Trading costs, market access and sell-side retrenchment are the top concerns for buy-side firms active in listed derivatives trading, according to a new research paper.
Tech vendor Object Trading interviewed a range of hedge funds, proprietary trading houses and CTAs in its research, charting their main concerns with trading actively in the global futures markets.
Many were regulatory driven, such as rising costs and sell-side bank scaling back their clearing services.
The paper noted that for tier two and three buy-side firms, the challenge of opening accounts with bank clearing brokers is becoming increasingly difficult.
Other concerns included execution quality, fragmented liquidity and unprecedented variation in volatility.
“Dramatic changes in market structure have increased the complexity and success of running a trading business,” Steve Woodyatt, CEO of Object Trading told theTRADEnews.com.
“Sell-side retrenchment due to regulatory costs and explosion of markets and products has become an issue.
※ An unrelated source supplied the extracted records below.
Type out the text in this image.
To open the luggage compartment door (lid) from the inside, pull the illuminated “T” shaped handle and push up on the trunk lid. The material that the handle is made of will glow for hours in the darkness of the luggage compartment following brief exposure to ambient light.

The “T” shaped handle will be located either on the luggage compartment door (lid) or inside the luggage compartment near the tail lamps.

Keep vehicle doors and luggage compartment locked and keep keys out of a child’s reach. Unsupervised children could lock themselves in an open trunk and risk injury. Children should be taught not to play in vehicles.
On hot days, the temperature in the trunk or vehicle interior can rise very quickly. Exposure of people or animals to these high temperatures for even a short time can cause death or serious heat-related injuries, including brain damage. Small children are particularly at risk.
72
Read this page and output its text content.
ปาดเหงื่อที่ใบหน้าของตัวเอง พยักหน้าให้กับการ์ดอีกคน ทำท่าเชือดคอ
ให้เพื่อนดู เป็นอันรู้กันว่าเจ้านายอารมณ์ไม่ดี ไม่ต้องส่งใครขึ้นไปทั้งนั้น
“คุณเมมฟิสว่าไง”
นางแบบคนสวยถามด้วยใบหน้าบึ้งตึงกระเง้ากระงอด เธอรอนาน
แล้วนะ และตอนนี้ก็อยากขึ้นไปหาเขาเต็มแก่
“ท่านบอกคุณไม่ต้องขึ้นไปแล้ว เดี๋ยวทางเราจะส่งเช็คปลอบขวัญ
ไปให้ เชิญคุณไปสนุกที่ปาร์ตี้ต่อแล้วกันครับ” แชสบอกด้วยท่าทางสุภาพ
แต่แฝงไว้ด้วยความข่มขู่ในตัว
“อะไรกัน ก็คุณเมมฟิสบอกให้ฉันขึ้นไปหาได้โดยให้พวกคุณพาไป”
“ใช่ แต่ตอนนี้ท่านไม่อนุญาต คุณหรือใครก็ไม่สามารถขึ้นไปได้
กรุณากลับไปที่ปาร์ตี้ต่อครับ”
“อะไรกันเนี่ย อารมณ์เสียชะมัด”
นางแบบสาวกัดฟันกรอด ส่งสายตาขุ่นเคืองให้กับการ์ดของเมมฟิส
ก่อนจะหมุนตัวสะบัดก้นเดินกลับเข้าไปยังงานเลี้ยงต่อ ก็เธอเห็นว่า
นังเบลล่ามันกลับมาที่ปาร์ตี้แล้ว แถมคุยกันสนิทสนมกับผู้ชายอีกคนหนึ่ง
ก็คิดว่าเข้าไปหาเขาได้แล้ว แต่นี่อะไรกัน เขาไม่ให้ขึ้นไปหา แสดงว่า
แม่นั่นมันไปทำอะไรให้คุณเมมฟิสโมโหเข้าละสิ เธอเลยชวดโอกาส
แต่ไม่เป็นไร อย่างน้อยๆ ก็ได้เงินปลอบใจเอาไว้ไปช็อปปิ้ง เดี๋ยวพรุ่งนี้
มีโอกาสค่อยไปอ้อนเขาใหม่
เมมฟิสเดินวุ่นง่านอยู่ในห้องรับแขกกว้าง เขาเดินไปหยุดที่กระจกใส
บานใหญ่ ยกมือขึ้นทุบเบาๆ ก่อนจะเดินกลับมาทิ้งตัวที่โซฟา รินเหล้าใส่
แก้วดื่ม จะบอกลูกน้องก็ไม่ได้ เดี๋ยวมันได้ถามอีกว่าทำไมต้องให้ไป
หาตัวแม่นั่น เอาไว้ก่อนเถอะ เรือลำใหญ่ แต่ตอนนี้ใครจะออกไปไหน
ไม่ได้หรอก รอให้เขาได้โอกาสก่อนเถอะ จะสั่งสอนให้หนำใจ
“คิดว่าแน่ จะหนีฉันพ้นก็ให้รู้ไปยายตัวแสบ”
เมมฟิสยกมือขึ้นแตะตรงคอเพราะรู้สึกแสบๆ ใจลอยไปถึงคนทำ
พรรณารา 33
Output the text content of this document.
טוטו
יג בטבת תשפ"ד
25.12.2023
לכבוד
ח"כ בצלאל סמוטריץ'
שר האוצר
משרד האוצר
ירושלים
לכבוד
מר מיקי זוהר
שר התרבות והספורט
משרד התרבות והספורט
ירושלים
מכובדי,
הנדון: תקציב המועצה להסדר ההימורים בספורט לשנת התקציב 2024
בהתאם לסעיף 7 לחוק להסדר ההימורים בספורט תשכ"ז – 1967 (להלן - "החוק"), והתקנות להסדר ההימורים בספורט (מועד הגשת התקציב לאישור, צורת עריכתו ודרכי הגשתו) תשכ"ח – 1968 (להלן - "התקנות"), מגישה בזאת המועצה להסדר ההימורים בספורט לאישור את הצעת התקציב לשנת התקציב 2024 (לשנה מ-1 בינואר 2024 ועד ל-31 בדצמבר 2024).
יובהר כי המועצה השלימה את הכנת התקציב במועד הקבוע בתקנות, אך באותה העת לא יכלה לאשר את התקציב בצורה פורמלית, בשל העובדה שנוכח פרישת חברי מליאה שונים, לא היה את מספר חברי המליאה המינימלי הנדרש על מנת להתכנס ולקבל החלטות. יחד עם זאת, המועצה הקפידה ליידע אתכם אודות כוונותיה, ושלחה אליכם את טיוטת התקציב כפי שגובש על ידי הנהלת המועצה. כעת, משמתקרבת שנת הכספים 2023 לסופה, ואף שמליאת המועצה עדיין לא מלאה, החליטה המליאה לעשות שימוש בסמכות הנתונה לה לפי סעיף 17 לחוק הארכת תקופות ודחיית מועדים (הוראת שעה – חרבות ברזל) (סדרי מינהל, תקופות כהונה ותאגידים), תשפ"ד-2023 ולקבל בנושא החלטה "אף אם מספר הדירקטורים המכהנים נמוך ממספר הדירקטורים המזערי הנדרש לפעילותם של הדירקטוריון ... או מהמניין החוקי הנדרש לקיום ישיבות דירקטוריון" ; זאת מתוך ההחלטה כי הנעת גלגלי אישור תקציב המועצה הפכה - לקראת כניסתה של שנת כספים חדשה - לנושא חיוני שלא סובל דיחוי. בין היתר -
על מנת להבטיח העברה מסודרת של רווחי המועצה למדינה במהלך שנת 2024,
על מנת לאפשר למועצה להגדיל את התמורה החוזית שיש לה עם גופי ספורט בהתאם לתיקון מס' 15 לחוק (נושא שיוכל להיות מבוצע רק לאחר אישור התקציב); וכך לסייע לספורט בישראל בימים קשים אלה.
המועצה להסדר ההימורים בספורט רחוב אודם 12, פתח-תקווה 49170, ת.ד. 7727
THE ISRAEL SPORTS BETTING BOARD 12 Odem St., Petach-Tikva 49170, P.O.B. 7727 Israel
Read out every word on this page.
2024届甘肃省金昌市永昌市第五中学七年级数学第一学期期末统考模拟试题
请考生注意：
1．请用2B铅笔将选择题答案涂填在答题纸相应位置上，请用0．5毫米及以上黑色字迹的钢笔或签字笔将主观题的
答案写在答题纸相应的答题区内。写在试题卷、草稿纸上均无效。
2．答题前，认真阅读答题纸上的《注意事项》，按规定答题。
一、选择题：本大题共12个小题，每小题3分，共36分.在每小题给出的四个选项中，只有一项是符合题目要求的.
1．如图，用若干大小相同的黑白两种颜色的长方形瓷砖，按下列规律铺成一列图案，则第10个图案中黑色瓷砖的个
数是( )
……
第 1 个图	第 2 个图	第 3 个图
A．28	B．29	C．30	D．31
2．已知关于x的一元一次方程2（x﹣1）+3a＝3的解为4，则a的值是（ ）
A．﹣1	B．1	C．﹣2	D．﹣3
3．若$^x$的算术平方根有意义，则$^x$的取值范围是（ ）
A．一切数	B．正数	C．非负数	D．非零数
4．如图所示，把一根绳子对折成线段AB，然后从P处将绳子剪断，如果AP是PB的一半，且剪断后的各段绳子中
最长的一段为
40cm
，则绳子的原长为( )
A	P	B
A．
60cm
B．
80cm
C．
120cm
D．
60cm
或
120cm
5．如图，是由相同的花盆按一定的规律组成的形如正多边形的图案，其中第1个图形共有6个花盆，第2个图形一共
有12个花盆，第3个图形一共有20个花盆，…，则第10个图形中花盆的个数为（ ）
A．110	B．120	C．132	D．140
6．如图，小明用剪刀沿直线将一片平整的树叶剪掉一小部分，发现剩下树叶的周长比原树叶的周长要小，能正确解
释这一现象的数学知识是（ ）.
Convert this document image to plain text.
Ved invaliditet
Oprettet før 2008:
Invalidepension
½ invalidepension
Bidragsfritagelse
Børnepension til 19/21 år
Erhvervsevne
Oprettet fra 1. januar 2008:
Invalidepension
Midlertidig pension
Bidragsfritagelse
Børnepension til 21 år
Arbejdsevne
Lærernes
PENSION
We’re noticing bifurcation of the buy-side as a result.
“The two camps are: those who are hunkering down waiting for the good times to return, where some have shut down already or are choosing to merge to achieve scale; and, those who are flourishing in the new environment. Of the factors within their control, a primary and perhaps surprisingly effective lever to building resilience is taking back control of their market access.”